Oswald Spengler and the Decline of the West

Oswald Spengler(1880 - 1936) Image: Bundesarchiv

Oswald Spengler(1880 – 1936)
Image: Bundesarchiv

On May 29, 1880German historian and philosopher Oswald Arnold Gottfried Spengler was born. He is best known for his book The Decline of the West (Der Untergang des Abendlandes), published in 1918 and 1922, covering all of world history. He proposed a new theory, according to which the lifespan of civilizations is limited and ultimately they decay.

“What the myth of Götterdämmerung signified of old, the irreligious form of it, the theory of Entropy, signifies to-day—world’s end as completion of an inwardly necessary evolution.”
Oswald Spengler, The Decline of the West, Vol. I, Alfred A. Knopf, 1926, pp. 423–24

Oswald Spengler – Early Years

Already in his early life Oswald Spengler was highly interested in historical events and he used his vivid fantasy to design fictional states into smallest details. After high school he decided to enroll at the universities of Halle, Munich, and Berlin studying philosophy, mathematics, and nature science. During his years in school and university, Oswald Spengler’s most significant influences were Ernst Haeckel, Hans Vaihinger, and Friedrich Nietzsche. Spengler originally planned on becoming a teacher, but after inheriting a large amount of money from his mother, he began his career as a writer.

The Decline of the West

First, Oswald Spengler authored several articles in magazine’s and newspaper’s culture sections and started working on ‘The Decline of the West‘ in 1911. His masterpiece was published in 1918 as well as 1922 and Spengler face a wide ranged criticism. In certain social areas, he was praised as a political, literary, and cultural genius, and in others he was deeply despised.

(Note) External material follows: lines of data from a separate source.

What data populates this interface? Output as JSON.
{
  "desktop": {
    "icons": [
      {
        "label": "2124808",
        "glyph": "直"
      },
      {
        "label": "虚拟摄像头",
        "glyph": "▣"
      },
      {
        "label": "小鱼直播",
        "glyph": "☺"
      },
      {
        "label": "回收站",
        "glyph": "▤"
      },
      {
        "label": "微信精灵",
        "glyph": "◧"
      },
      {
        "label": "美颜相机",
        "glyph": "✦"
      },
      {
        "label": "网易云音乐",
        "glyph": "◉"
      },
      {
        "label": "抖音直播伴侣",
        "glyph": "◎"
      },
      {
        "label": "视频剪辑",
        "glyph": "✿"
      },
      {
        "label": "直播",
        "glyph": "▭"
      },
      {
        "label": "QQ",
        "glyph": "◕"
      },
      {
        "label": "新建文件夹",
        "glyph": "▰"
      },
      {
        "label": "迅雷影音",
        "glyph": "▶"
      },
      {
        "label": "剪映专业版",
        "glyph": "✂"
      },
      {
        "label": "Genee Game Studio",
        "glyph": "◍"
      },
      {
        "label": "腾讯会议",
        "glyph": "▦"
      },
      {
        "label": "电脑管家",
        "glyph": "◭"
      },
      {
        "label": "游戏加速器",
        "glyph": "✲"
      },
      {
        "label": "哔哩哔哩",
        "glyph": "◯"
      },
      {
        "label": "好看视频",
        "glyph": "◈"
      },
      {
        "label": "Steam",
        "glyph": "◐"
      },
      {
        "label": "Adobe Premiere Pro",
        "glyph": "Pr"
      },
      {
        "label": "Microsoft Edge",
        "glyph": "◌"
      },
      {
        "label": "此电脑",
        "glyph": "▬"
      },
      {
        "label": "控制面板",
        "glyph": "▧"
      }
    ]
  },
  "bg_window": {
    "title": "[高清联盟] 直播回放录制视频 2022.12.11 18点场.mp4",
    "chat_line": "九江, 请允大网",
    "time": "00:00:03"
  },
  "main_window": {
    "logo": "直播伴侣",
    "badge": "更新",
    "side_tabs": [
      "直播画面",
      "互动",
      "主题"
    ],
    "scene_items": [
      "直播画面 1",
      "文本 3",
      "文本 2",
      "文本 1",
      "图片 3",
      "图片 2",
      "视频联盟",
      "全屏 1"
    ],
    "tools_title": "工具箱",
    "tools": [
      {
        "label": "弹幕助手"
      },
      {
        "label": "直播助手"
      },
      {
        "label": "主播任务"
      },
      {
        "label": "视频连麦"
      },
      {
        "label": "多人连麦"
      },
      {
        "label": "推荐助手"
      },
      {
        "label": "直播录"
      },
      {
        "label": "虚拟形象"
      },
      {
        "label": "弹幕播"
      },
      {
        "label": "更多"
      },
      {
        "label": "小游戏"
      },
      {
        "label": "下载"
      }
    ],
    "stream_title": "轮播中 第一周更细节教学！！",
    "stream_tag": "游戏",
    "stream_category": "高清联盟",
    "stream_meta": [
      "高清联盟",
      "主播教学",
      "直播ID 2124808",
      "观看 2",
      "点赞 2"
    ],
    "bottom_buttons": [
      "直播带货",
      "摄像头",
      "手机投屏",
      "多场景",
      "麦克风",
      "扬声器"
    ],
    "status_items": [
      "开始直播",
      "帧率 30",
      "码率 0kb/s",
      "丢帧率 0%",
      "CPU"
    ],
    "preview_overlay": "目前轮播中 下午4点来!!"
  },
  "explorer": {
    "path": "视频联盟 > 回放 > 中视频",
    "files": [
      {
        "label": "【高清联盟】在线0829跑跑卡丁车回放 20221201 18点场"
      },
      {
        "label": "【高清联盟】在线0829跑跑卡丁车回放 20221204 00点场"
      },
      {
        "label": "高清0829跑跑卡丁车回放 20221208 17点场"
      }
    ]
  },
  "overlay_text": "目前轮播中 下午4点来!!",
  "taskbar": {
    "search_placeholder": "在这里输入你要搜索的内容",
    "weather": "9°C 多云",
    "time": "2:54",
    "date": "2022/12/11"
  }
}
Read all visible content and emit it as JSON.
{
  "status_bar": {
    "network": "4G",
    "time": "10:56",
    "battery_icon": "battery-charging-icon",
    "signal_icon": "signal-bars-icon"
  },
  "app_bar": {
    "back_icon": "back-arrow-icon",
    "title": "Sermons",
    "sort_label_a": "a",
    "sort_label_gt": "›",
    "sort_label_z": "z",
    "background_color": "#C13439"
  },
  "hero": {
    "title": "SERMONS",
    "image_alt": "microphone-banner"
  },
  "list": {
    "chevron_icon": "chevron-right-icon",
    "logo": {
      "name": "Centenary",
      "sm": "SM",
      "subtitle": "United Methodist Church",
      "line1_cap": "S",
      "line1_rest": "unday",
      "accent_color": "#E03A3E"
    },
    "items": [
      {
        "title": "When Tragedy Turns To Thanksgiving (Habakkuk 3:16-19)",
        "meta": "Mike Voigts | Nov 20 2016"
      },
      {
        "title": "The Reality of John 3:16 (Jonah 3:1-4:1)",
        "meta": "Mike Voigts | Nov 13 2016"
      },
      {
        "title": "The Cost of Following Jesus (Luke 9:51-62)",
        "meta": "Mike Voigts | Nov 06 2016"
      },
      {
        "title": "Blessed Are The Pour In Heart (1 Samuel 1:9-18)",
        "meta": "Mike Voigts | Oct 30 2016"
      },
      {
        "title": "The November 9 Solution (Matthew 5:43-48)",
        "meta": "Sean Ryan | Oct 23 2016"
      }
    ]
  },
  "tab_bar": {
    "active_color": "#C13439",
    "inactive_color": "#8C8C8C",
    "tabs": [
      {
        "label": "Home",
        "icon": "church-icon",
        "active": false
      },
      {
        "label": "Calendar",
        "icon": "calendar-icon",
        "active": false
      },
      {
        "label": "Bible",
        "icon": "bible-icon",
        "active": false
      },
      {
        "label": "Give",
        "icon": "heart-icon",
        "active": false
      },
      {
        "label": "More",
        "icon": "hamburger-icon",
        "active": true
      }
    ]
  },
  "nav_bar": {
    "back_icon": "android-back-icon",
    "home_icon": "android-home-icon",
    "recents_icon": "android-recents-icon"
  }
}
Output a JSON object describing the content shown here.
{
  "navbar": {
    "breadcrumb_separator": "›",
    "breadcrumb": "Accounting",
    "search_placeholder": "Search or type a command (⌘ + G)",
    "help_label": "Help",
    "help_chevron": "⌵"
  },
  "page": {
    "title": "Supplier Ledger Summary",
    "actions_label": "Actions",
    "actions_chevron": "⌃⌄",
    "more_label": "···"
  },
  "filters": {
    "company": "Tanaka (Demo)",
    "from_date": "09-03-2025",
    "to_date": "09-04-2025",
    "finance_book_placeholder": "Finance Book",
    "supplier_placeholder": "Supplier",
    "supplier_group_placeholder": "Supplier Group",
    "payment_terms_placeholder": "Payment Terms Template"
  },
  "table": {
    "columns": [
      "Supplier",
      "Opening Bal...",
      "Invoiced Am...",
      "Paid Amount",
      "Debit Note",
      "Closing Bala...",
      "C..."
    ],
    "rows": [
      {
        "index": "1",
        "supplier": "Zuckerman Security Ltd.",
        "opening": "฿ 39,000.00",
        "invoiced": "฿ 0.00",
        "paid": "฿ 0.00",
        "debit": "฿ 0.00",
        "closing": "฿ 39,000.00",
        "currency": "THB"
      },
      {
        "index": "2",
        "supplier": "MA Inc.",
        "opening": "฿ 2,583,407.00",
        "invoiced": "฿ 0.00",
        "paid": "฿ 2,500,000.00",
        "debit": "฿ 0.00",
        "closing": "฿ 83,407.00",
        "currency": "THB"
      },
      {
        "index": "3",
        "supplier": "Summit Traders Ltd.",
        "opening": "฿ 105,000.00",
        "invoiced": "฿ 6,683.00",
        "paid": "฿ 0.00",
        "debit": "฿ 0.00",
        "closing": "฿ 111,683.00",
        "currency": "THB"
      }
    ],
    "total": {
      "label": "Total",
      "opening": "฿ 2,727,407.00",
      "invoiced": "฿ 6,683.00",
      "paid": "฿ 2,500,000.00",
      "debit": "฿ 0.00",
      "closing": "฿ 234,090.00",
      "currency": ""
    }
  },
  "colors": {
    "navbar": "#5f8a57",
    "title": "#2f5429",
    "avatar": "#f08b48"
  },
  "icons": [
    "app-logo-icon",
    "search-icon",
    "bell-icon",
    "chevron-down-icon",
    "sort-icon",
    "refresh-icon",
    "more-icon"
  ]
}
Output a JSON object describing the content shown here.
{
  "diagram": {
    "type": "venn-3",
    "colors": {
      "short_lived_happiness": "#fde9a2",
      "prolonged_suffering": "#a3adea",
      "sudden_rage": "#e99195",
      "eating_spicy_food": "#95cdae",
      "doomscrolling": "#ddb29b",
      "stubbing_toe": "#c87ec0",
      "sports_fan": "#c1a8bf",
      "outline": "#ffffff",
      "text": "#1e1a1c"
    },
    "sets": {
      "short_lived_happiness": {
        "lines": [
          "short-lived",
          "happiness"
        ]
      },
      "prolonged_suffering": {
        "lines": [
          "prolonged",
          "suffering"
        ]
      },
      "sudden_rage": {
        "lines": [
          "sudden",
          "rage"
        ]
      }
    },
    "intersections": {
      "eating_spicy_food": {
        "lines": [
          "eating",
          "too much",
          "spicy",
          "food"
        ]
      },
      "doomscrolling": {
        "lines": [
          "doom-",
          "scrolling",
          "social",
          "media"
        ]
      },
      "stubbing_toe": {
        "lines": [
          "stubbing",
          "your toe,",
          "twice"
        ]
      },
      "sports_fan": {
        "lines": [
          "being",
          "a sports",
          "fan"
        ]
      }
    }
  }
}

Similar Patterns of Civilization

“At this level all civilizations enter upon a stage, which lasts for centuries, of appalling depopulation. The whole pyramid of cultural man vanishes. It crumbles from the summit, first the world-cities, then the provincial forms, and finally the land itself, whose best blood has incontinently poured into the towns, merely to bolster them up awhile. At the last, only the primitive blood remains, alive, but robbed of its strongest and most promising elements.”
– Oswald Spengler, The Decline of the West, Vol. II, Alfred A. Knopf, 1928, pp. 104–06

In his work, Spengler emphasizes how the Western world is about to end while its civilization witnesses the last season he titles as winter time. In his views, a western civilized person has a tragic role in history as he will never be able to reach his final goals. Oswald Spengler describes in his book that nearly all cultures somewhat undergo a similar patterns and the western world was about to reach its end. These theories were highly controversial and further explanations emphasized the author’s anti-democratical and anti-liberal view. He developed new thoughts on races, but his further explanations reject Hitler’s philosophy.

A Wide Discussion

“To-day we live so cowed under the bombardment of this intellectual artillery that hardly anyone can attain to the inward detachment that is required for a clear view of the monstrous drama. The will-to-power operating under a pure democratic disguise has finished off its masterpiece so well that the object’s sense of freedom is actually flattered by the most thorough-going enslavement that has ever existed.”
– Oswald Spengler, The Decline of the West, Vol. II, Alfred A. Knopf, 1928, p. 461

The book was widely discussed, even by those who had not read it. Historians took umbrage at his unapologetically non-scientific approach. Thomas Mann compared reading Spengler’s book to reading Schopenhauer for the first time. Academics gave it a mixed reception. Max Weber described Spengler as a “very ingenious and learned dilettante“, while Karl Popper called the thesis “pointless”.[7]

Further Contributions

After his major work, Oswald Spengler distributed his philosophies and theories on the future of western civilizations in smaller works. In late 1919, Spengler published Prussianism and Socialism (Preußentum und Sozialismus), an essay based on notes intended for the second volume of The Decline of the West. According to Spengler, mankind will spend the next and last several hundred years of its existence in a state of Caesarian socialism, when all humans will be synergized into a harmonious and happy totality by a dictator, like an orchestra is synergized into a harmonious totality by its conductor. In 1931, he published Man and Technics, which warned against the dangers of technology and industrialism to culture. He especially pointed to the tendency of Western technology to spread to hostile “Colored races” which would then use the weapons against the West. It was poorly received because of its anti-industrialism

Later Life

He often mentioned his anti-democratic views and wished for a dictator, able to master the country’s inner and foreign policies, but at the same time he openly refused to accept Hitler as a leader and was known to be an emphatic opponent of the National Socialism. Spengler spent his final years in Munich, listening to Beethoven, reading Molière and Shakespeare, buying several thousand books, and collecting ancient Turkish, Persian and Indian weapons. He died of a heart attack on 8 May 1936, in Munich, at age 55.